Further dissecting this novel, a pretty notable aspect is the hidden face of the characters. The three narrative voices of the book have the role of seeing both the exterior and the interior of the characters, which differ ‘from sky to earth’ as we like to say in Romanian (or, an even funnier expression that we use a lot: the exterior of the characters ‘nu se pupă’ with the interior – basically they don’t kiss. Cutie, eh? I know, we are a very lovely breed, us, Romanians, but moving on…).

From the three so different women – voices of our action – we discover ugly secrets, dark and heavy, desperately hidden, but even more desperately found and brought to light. And the secrets, guys…ah, the secrets. Those are the engine that keep a good thriller going. And yes, here are some really ugly, juicy, twisty secrets that cannot wait to jump out.

Also, the book has the nice particularity of those old and good mystery novels that give you all the details you need to solve the puzzle yourself, but the details are so low-key you don’t even realise they are there (bonus points from me for that concept). Keep the mind open people and you’ll solve the puzzle as I did.

Before putting an end on this, I would like to discuss another thing that wrecked my nerves.
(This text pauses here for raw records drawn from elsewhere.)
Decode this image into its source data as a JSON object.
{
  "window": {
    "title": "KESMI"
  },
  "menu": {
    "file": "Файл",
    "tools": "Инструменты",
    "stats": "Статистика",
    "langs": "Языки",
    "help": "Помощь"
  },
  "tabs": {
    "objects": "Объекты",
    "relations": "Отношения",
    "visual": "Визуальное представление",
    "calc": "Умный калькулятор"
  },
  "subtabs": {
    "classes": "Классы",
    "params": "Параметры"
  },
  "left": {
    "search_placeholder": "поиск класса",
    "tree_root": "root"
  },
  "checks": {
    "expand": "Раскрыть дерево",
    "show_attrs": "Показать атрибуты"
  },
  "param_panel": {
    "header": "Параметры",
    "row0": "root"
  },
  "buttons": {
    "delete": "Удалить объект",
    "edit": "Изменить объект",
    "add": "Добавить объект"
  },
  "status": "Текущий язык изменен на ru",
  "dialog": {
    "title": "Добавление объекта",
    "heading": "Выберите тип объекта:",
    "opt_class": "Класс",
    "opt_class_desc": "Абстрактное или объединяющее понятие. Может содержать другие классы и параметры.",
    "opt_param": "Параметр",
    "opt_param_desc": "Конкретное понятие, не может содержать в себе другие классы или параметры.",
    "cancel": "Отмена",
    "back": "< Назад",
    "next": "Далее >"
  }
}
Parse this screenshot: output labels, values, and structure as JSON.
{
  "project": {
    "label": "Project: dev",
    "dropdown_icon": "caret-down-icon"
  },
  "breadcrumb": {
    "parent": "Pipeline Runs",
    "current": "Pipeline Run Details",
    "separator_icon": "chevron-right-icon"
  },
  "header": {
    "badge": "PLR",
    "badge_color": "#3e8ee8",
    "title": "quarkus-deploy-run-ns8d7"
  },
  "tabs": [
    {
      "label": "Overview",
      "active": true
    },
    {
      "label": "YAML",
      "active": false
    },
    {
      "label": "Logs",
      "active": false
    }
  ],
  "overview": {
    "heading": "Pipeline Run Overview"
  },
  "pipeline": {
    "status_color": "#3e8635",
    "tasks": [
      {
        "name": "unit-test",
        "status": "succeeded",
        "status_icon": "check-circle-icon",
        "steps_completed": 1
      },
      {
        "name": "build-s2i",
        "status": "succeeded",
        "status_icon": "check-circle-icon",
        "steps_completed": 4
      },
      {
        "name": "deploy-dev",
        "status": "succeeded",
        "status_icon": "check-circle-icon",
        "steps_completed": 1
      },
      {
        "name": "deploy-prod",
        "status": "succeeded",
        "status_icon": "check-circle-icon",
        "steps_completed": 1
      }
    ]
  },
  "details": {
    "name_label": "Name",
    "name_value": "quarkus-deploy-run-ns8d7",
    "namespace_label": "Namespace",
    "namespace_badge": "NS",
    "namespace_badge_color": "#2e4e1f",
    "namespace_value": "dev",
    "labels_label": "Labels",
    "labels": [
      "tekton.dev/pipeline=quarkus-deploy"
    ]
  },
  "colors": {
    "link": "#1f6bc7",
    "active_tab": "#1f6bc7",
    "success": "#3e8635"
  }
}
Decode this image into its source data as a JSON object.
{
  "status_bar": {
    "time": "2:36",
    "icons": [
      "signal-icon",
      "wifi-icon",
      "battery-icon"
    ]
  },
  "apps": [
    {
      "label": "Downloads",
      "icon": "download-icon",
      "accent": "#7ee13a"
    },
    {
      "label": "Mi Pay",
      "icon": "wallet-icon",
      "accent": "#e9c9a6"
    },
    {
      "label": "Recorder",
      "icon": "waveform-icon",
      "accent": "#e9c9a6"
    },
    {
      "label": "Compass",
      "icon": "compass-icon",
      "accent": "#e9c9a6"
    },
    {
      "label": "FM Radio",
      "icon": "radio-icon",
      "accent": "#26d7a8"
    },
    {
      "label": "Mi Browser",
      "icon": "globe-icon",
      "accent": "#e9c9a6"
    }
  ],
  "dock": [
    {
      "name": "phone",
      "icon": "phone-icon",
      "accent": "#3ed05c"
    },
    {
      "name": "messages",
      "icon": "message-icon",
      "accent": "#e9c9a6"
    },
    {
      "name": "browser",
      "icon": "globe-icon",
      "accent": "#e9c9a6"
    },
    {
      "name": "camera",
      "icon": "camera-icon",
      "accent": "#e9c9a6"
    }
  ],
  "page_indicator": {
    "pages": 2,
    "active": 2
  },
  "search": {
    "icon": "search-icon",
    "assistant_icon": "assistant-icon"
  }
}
**This may or may not be a spoiler, but mainly I think it is not. It becomes obvious from the first chapters so I am going to leave it here anyway and I’ll let you calculate the spoiler-grade yourselves**

Okay, I understood the fact that because of some circumstances, Rachel got an ugly depression and started drinking. But the way she was treated by everyone in her life, including her bastard (ex-)husband is just so cruel and unfair. How is a normal person going to get through tough times when there is no one good by his or her side to push them towards what is right?

I hated the so-called “cat-fight” in the book. It was all about the attention of men, about how some of us are desirable, while the others are the term of comparison – I look good compared to her. I don’t know how other people felt about it, but I wasn’t very comfortable with this fact. Purely as social decency. This whole cat-fight situation between the current and the ex wasn’t something I particularly enjoy on a daily basis. I don’t blame the author. God forbid, no. This is a real-life fact that is just brought in main scene in the book. But I don’t agree with this kind of fight over attention. This whole hate and jealousy just turns into obsession, a very, very unhealthy obsession that consumes your life. It is about your pride as a human being, as an individual. How can you expect to be you when you overshadow a past life of another person? How can you expect to live and even let the other person live by doing this? You don’t. You’ve killed not only yourself, but another human spirit with only a move like that. Maybe I am being pretentious, but if you want a life of your own, you have to own it and make sacrifices. Unfortunately, sacrifices are things that actually keep us alive.

And what I want to further add is that I couldn’t help but notice that there is a certain similarity between Hawkins’ way of putting things in action and Stephen King’s. It is the same cruel manner of expression, with violent truths and obscene language. The same sinister way of presenting the reality. The same endless social and moral problems revealed to everyone (for example, the cruel manner of abusing women; that’s just so obvious). It is absolutely fascinating. Oh and yet, another Tom that I absolutely hate from deep within (see: Stephen King’s Tom Rogan in It)

Okay now, with all that being said, I’d like to conclude with the fact that even though this book did not live by the great expectations I’ve created around it, it was actually pretty close.  Analysing all those things I encountered during the action, I realised that it is more under the words than above them. And this kind of thing is important because this gives a book the opportunity to live forever.

4 thoughts on “The Girl on the Train by Paula Hawkins

  1. Fantastic review, Teodora! I still haven’t read it, although, like you, I actually have my own copy and it’s been sitting on my shelf for more than two years😀 Loved your reference to Stephen King. More willing to give it a try after reading your review. Have you read her second book?